The Daily Escape:
The Kimberley, Western Australia
Anything happen while Wrongo was away? Seems like it was pretty much business as usual: Trump takes away Brennan’s security clearance, Manafort’s case goes to the jury, bridge disaster in Italy, and Turkey’s currency fell again.
But, on Wednesday, Sen. Elizabeth Warren (D-MA) introduced the “Accountable Capitalism Act” in the Senate. She then set out her logic in a Wall Street Journal op-ed, which drew the usual Neanderthal responses from America’s capitalists.
Warren notes that as recently as the early 1980s, conservative groups acknowledged that corporations were responsible to employees and communities, as well as to shareholders. This is a good time to mention that there is no legal obligation to “maximize shareholder value”. The Supreme Court has never made a decision on it, nor has Delaware, the state where most large companies are incorporated.
Warren, from her bill:
But in the 1980s, corporations adopted the belief that their only legitimate and legal purpose was “maximizing shareholder value.” By 1997, the Business Roundtable declared that the “principal objective of a business enterprise is to generate economic returns to its owners”.
More from the bill:
This shift is a root cause of many of America’s fundamental economic problems. In the early 1980s, America’s biggest companies dedicated less than half of their profits to shareholders and reinvested the rest in the company. But over the last decade, big American companies have dedicated 93% of their earnings to shareholders.

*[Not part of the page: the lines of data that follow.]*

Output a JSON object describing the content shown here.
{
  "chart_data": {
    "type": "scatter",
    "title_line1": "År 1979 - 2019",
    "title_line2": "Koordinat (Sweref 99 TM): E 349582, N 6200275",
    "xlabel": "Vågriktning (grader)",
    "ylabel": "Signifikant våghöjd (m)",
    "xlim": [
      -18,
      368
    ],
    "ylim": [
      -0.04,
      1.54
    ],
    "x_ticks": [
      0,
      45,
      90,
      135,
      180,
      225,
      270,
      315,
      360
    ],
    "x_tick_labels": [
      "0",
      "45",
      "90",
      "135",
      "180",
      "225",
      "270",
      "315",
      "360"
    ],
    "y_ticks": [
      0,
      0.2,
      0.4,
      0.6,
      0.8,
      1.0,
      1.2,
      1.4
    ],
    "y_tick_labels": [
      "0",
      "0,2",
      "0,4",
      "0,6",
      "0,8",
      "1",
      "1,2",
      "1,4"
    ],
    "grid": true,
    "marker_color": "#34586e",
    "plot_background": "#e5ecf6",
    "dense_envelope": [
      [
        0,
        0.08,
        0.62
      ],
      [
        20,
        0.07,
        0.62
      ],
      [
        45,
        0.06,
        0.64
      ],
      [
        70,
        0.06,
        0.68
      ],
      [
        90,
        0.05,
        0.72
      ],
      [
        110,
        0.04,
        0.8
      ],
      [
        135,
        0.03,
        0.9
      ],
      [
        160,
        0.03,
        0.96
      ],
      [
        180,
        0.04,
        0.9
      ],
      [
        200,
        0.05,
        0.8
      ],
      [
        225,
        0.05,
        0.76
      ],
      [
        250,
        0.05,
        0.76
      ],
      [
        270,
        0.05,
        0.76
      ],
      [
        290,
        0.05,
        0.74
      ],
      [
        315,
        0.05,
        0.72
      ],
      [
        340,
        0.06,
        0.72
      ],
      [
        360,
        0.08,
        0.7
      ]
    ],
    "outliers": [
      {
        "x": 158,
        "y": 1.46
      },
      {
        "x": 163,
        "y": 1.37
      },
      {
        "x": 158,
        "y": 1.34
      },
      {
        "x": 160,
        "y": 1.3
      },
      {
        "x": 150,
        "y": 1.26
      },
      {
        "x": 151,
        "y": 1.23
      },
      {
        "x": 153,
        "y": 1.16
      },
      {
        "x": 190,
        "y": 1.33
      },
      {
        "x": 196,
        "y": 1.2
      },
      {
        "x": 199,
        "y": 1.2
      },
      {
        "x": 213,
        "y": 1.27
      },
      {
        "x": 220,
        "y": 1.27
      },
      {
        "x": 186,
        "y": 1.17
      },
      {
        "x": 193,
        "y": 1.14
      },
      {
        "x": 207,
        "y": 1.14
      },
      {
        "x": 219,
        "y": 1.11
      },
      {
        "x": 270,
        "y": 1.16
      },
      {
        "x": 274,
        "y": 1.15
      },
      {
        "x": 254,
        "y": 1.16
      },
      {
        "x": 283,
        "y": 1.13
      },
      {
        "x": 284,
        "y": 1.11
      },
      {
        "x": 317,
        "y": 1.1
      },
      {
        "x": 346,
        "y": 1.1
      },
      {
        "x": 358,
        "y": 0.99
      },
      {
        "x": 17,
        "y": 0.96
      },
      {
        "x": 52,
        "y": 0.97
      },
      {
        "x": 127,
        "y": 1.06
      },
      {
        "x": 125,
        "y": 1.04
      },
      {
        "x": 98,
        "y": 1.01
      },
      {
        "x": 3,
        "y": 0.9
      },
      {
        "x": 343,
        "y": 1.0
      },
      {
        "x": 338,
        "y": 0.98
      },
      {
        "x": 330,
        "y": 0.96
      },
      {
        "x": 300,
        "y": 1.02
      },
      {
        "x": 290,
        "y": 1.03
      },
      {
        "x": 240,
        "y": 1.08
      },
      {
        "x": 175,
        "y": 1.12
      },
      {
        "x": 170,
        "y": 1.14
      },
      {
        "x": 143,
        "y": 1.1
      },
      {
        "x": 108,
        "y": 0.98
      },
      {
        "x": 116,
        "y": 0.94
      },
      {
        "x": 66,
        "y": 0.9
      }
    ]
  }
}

Warren’s point is that corporations have special privileges under our laws. Those privileges should warrant that corporations also have special responsibilities.
That’s not a completely new idea, it was the point of the New Deal regulations. FDR wasn’t an economic revolutionary – he was a member of the elite who saw plenty of room in America for himself and his friends. He understood that the pure capitalism of his time would destroy both the elites and the country if it didn’t change.
So FDR saved capitalism by making it more equitable and less predatory. His plan worked until the 1980’s. But now, the Republicans want to take us back to the 1920s.
Capitalism again needs to be changed/saved, and Warren is taking a small step to do just that. She wants to significantly transform shareholder rights to force corporations to have the social responsibility that comes with personhood, as well as the personhood rights already generously provided to them by the Supreme Court. More from Warren:
My bill also would give workers a stronger voice in corporate decision-making at large companies. Employees would elect at least 40% of directors. At least 75% of directors and shareholders would need to approve before a corporation could make any political expenditures. To address self-serving financial incentives in corporate management, directors and officers would not be allowed to sell company shares within five years of receiving them—or within three years of a company stock buyback.
Warren knows that Corporate America is in love with share buy-backs. Warren seems to accept William Lazonick’s observation that:
…since the mid-1980s net equity issues for non- financial corporations have been generally negative, and since the mid-2000s massively negative.
In the modern era of CEO-kings, owners take more money out of corporations in the form of buybacks and dividends than they put in via new investments.
Even if her bill goes nowhere, Warren is educating those who believe that “maximizing shareholder value” is enshrined in civil law. Warren, along with a few progressives, continue to set much of the agenda for whoever wins the 2020 Democratic nomination.
OK, time to cruise into the weekend, wearing your flip flops. Time to shut out Omorosa and Trump.
Time for your Saturday Soother. Let’s start by brewing up a strong cup of Motozintla Caiaphas Mexico coffee ($14/12 oz.) from Patria Coffee in Compton CA. There is a feel-good story about the brewer, Geoffrey Martinez, here.
Now, settle back in an air-conditioned room and remember Aretha Franklin. Wrongo is reminded of the Steely Dan lyric from 1980: “Hey nineteen, that’s ‘Retha Franklin, She don’t remember the Queen of Soul.” The singer laments that his too-young girl friend has no idea who Aretha is. Well, everyone knows who she is today.
Aretha was many things, but few know that she occasionally performed opera. Here is Aretha at the Grammys in 1998, filling in for Luciano Pavarotti at the last minute when he was sick, and singing “Nessun Dorma”. She clearly doesn’t have the breath control of true opera singers, but it’s still a riveting performance.